The reliability of the method here proposed has been further confirmed by the correlation analysis between analytes determinable by both HPLC-UV and headspace GC-MS, i.e., acetic and propionic acid. The correlation plot, shown in the Supporting Information (Figures S4 and S5, respectively), is characterized by R² = 0.7657 and R² = 0.8338 for acetic and propionic acid, respectively. No correlation was found for butyric acid, likely because of its lower volatility (boiling point = 163.7 °C for butyric, 141 °C for propionic and 117.9 °C for acetic acid) due to its lipophilicity (XLogP3 = 0.8 for butyric, 0.3 for propionic and -0.2 for acetic acid) [88].

These data confirm that saliva represents an interesting matrix reflecting gut microbiota status. The dynamic of low molecular weight salivary metabolites can be studied by a direct, fast, low-cost RP-HPLC-UV method.

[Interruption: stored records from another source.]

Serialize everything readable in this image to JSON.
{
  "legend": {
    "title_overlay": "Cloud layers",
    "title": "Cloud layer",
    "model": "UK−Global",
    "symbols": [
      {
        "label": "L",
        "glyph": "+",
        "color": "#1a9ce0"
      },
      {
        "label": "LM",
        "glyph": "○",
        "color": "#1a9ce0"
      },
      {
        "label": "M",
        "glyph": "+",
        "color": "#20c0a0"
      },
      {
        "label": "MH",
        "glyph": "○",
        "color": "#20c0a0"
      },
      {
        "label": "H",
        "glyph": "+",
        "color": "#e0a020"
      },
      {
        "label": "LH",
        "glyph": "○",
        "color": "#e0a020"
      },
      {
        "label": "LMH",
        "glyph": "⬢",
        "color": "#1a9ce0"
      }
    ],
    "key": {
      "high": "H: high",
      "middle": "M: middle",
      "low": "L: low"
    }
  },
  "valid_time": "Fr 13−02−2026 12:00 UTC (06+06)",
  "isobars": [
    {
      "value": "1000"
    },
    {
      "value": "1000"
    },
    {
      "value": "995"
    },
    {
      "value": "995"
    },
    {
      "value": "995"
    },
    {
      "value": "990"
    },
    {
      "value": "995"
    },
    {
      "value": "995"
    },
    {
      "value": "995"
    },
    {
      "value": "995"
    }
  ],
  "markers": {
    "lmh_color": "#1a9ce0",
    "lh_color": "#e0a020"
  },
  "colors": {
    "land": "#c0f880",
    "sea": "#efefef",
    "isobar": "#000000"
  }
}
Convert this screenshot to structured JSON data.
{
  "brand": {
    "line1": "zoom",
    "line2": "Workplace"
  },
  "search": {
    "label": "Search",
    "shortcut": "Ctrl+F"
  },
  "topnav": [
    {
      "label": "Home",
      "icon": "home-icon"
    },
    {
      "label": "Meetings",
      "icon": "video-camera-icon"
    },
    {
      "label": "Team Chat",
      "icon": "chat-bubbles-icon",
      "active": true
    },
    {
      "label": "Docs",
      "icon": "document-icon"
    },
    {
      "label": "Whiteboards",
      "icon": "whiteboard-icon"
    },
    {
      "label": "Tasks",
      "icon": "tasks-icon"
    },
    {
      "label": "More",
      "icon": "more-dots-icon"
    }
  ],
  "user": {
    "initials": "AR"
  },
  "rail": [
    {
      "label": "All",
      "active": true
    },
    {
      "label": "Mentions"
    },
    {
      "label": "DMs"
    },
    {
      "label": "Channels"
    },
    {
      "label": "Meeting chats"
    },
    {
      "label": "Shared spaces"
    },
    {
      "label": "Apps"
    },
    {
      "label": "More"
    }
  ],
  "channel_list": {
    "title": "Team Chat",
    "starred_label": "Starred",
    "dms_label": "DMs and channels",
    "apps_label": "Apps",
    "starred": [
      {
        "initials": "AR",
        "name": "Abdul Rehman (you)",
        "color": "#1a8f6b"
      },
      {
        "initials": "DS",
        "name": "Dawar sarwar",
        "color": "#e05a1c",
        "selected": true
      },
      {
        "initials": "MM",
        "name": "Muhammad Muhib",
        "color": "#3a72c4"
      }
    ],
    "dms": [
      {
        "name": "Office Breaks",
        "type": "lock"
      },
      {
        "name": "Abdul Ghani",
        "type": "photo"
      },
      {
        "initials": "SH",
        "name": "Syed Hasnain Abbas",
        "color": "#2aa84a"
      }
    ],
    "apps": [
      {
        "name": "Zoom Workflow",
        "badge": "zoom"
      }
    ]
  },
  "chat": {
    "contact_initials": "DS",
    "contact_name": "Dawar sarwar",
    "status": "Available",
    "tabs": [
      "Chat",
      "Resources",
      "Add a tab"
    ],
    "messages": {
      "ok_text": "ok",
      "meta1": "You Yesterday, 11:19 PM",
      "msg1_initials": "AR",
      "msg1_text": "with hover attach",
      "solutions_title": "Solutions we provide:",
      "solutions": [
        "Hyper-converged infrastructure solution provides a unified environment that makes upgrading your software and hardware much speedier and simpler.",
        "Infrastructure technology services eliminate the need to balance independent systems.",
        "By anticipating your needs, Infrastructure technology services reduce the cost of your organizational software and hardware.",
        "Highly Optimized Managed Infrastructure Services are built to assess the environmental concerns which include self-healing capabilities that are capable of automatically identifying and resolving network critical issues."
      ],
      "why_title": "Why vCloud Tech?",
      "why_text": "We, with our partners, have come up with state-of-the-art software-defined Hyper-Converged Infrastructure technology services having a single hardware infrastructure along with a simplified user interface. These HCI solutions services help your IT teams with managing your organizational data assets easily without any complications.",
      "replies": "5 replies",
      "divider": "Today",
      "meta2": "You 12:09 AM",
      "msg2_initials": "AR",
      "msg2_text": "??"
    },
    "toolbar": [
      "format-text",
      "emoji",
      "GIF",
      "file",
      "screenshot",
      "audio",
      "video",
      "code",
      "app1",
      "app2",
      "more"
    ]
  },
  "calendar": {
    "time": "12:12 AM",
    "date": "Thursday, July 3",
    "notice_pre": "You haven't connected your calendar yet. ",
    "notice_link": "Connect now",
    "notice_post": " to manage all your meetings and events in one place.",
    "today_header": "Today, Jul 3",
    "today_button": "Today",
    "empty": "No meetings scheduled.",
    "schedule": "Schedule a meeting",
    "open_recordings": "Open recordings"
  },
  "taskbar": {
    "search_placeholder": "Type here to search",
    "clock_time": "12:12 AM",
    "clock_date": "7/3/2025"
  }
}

Saliva analysis would indeed be advantageous with respect to the faecal analysis generally performed by culture-dependent methodologies, metagenomics [89], or LC and GC-MS techniques [21]. Although the sampling of faeces, and likewise saliva, is non-invasive, saliva sample analysis can be performed straightforwardly after a minimal sample handling. Finally, while faeces composition reflects only the last part of gut—in being the microbiota distributed differently in the various parts of gut—saliva reflects the “whole” gut status [90].

4. Conclusions

The application of saliva analysis for the metabolic profiling is appealing because of its easy sampling and storage. In this study, we propose a direct HPLC-DAD method for the simultaneous separation and quantification of 18- metabolites in saliva using an RP C18 column and UV detection at 220 nm. The method can be applied to the multianalyte determination of some of these metabolites in human saliva samples. This method does not require any derivatization procedure and it has been validated in human saliva after straightforward dilution and filtration (10–20 μL of saliva required as maximum amount of sampling volume). Recovery in saliva ranges between 86 and 121% (mean recovery 104%).

The cost-effectiveness and minimal sample handling of the method here proposed make it possible to analyze a high number of samples and to employ “light” data processing to identify the key salivary metabolites as biomarkers for non-invasive continuous “personal monitoring” during drug treatments, work out, specific diets, or in disease states.